- Theatrical release poster
- Directed by: Oskar Roehler
- Written by: Oskar Roehler
- Produced by: Eberhard Junkersdorf; Dietmar Güntsche; Bernd Burgemeister;
- Cinematography: Hagen Bogdanski
- Edited by: Uli Schön
- Music by: Martin Todsharow
- Distributed by: X Verleih AG [de] (through Warner Bros.)
- Release dates: 14 February 2003 (Berlinale); 24 April 2003;
- Running time: 92 minutes
- Country: Germany
- Language: German

= Angst (2003 film) =

2003 film

Angst (in English: fear) (Der alte Affe Angst) is a 2003 German drama film directed by Oskar Roehler, starring André Hennicke, Marie Bäumer and Vadim Glowna.

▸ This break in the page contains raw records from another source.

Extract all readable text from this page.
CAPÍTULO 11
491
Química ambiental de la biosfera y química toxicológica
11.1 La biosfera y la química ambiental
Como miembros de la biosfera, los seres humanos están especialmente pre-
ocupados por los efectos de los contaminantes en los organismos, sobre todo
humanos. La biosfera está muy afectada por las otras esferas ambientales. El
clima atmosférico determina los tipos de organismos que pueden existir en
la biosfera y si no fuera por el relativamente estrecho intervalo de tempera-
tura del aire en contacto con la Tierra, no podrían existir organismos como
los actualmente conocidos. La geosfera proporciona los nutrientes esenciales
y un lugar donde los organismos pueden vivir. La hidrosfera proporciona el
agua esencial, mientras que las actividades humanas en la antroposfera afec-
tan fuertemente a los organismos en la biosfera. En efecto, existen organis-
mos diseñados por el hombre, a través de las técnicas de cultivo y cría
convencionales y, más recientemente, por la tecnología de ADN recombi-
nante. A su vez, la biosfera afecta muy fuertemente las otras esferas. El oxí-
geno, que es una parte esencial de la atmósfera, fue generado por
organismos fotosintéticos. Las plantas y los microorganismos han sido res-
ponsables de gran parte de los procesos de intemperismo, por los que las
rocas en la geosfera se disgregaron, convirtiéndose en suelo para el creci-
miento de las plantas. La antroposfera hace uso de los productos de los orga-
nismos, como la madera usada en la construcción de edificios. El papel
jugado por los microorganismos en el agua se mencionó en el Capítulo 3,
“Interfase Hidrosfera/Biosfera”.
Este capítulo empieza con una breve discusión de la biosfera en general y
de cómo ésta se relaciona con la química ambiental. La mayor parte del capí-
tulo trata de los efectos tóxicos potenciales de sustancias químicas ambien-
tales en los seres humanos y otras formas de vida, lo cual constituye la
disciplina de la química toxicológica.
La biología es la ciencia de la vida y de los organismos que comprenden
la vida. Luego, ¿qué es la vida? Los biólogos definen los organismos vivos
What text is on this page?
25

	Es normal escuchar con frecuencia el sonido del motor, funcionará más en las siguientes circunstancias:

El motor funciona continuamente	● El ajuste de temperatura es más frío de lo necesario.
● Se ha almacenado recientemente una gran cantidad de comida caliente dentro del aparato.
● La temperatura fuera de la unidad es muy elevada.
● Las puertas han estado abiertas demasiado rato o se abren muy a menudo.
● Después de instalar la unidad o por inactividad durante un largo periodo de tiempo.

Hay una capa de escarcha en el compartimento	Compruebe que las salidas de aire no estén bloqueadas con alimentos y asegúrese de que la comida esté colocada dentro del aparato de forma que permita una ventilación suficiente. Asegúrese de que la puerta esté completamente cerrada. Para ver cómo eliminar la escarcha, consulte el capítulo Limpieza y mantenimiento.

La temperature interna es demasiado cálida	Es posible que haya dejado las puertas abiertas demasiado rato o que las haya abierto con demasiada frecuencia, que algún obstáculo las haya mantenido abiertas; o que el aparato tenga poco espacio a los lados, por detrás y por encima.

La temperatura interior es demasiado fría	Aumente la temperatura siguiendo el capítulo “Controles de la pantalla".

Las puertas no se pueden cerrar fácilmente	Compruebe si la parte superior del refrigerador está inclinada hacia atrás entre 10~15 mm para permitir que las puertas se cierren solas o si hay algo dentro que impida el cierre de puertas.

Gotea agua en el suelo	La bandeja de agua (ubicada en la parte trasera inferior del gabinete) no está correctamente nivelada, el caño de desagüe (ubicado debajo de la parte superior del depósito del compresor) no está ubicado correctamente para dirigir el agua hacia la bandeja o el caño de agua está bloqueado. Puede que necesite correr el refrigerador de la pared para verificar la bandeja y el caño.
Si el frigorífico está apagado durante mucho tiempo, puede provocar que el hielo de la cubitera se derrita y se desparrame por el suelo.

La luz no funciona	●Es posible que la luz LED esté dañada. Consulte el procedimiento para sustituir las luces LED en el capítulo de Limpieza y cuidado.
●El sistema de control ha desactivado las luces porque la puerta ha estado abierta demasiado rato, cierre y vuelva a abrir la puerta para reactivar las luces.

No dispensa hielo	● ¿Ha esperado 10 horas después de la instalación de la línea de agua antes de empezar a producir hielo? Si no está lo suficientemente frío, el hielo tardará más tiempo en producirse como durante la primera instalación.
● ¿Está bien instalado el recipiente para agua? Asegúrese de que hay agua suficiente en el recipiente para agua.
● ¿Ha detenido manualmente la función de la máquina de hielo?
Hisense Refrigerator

It follows a stage director who goes through a personal crisis.

==Cast==
- André Hennicke as Robert
- Marie Bäumer as Marie
- Vadim Glowna as Klaus
- Hilde von Mieghem as Brigitte
- Hermann Beyer as Marie's father
- Jutta Hoffmann as Marie's mother
- Christoph Waltz as psychoanalyst
- Herbert Knaup as Wolfgang
- Ralf Bauer as Markus
- Michaela Hinnenthal as Gregor's mother
- Peter Benedict as dramaturge
- Nina Petri as psychiatrist
- Catherine Flemming as mother
- Eva Habermann as Laura
- Ingrid van Bergen as Hannelore K.

==Production==
The film was produced through Neue Bioskop Film Produktions & Vertrieb, TV 60 Filmproduktion and Bayerischer Rundfunk. Filming took place in Berlin and Wolfen from 9 April to 5 June 2002.

==Release==
The film premiered on 14 February 2003 in competition at the 53rd Berlin International Film Festival. It was released in German cinemas by X Verleih on 24 April 2003.